- Born: July 8, 1957 (age 69) Sharon, Pennsylvania
- Education: University of Notre Dame (B.S., 1979) University of Pittsburgh School of Medicine (M.D.)
- Occupation: ophthalmologist
- Known for: treatments for ocular oncology
- Spouse: Jerry A. Shields

= Carol Shields (ophthalmologist) =

American ophthalmologist

Carol Lally Shields (born July 8, 1957) is an American ophthalmologist who is the Director of the Ocular Oncology Service at Wills Eye Hospital. She is Professor of Ophthalmology at Thomas Jefferson University and consultant at Children's Hospital of Philadelphia.

==Early life and undergraduate education==
Shields was born Carol Lally in Sharon, Pennsylvania on July 8, 1957, graduating from Kennedy Christian High School in 1975. In 1979, she earned her undergraduate degree at the University of Notre Dame, also playing NCAA women's basketball for the "Fighting Irish." She was a member of the first basketball team at Notre Dame, and later became captain of the team. She was also the first woman to receive the Byron Kanaley Award, the highest honor given to Notre Dame student-athletes, awarded for excellence in academics and leadership. She was inducted into the Capital All-American Hall of Fame in 2011 for excellence in athletics and academics. In 2023, she received the Theodore Roosevelt Award from the NCAA.

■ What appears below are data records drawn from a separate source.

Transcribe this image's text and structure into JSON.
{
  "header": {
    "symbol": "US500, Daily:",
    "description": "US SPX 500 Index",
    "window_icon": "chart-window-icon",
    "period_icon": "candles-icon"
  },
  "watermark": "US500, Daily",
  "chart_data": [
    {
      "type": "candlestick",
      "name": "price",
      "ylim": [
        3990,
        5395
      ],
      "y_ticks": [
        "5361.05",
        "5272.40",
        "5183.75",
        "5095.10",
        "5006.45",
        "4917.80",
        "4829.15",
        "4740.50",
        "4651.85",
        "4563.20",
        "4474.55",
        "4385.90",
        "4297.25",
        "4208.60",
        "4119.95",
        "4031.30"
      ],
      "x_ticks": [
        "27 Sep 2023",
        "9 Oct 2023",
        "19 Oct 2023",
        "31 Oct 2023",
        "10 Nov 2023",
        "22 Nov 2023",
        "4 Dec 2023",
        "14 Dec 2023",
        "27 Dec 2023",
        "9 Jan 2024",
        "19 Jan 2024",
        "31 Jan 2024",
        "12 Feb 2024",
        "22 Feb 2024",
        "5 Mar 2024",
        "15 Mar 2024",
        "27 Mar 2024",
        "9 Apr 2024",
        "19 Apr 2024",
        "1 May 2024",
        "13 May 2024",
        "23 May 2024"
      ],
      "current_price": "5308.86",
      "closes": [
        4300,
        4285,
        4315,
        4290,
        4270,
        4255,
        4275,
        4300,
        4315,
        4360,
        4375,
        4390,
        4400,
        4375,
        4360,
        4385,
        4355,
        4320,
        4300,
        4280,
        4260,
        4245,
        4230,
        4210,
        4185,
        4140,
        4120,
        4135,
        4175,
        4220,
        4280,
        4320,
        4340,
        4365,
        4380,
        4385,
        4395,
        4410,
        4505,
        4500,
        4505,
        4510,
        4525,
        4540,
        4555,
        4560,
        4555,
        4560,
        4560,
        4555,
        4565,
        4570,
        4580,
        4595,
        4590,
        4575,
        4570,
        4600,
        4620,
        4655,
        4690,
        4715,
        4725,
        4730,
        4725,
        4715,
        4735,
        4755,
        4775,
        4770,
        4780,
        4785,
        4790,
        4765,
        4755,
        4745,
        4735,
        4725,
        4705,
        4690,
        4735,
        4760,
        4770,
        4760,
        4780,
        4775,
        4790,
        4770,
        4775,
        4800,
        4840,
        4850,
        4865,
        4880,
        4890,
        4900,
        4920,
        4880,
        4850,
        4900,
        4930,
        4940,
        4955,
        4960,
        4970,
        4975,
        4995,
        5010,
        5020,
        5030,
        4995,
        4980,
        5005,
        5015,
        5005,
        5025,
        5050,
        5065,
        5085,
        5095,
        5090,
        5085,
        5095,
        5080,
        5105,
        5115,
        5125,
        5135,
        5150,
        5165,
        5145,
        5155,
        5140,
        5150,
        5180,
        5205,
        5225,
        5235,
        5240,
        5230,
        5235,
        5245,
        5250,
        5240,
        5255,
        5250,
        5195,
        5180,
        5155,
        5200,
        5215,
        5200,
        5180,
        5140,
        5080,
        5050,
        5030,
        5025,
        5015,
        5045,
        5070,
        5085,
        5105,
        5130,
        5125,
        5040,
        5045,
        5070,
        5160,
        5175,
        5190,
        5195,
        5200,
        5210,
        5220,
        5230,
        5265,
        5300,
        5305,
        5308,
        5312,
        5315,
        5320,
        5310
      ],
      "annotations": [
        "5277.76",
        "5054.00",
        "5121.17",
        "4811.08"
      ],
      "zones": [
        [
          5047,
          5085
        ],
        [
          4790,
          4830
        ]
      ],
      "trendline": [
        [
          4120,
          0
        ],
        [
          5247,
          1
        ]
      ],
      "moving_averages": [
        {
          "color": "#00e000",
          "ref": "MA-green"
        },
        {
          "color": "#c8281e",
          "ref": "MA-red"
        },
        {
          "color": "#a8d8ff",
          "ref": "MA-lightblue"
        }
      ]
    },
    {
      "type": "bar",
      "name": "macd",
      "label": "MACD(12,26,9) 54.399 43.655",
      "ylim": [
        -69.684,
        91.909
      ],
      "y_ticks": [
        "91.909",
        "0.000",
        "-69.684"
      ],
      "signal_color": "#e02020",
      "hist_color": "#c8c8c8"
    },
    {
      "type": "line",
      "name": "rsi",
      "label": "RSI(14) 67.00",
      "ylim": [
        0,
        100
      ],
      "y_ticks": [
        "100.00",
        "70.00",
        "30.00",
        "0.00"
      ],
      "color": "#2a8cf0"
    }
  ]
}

==Medical education and career==
Shields completed medical school at the University of Pittsburgh School of Medicine. Following graduation from medical school, she moved to Philadelphia to complete a residency at Thomas Jefferson University at Wills Eye Hospital. She then pursued fellowship training in ocular pathology (1987–1988) and ocular oncology (1988–1989), both at Wills Eye Hospital, as well as a fellowship in orbital and eyelid tumors and reconstruction at Moorfields Eye Hospital in London. After completing her training, she joined the staff at Wills Eye Hospital where she specializes in ophthalmology and eye cancers.

Shields is the coauthor (with Jerry A. Shields, her husband) of a number of texts including: Atlas of Orbital Tumors, Atlas of Intraocular Tumors, and Atlas of Eyelid and Conjunctival Tumors. She is also co-editor of a comprehensive book entitled, "Retinoblastoma", published in 2012.

Currently, Shields heads up the oncology department at the Wills Eye Hospital. Located in Philadelphia, the Wills Eye Hospital sees at least 50% of the 300 children diagnosed with retinoblastoma each year and at least 1/3 of the adults diagnosed with ocular melanoma in the USA. She was voted by her peers to be in the 2014 and 2016 Ophthalmology Top 100 Power List, which comprises a list of the top 100 most influential people in ophthalmology in the world. There have been only two "Top 100" Power Lists – she was on both. She is also the recipient of the Donders Award (2003) given by the Netherlands Ophthalmological Society every 5 years to an ophthalmologist worldwide who has contributed extensively to the field of ophthalmology. She was the first woman ever to receive this award. In 2025, Shields received the AOS Medal, an honor awarded to recognize exceptional contributions to ophthalmology.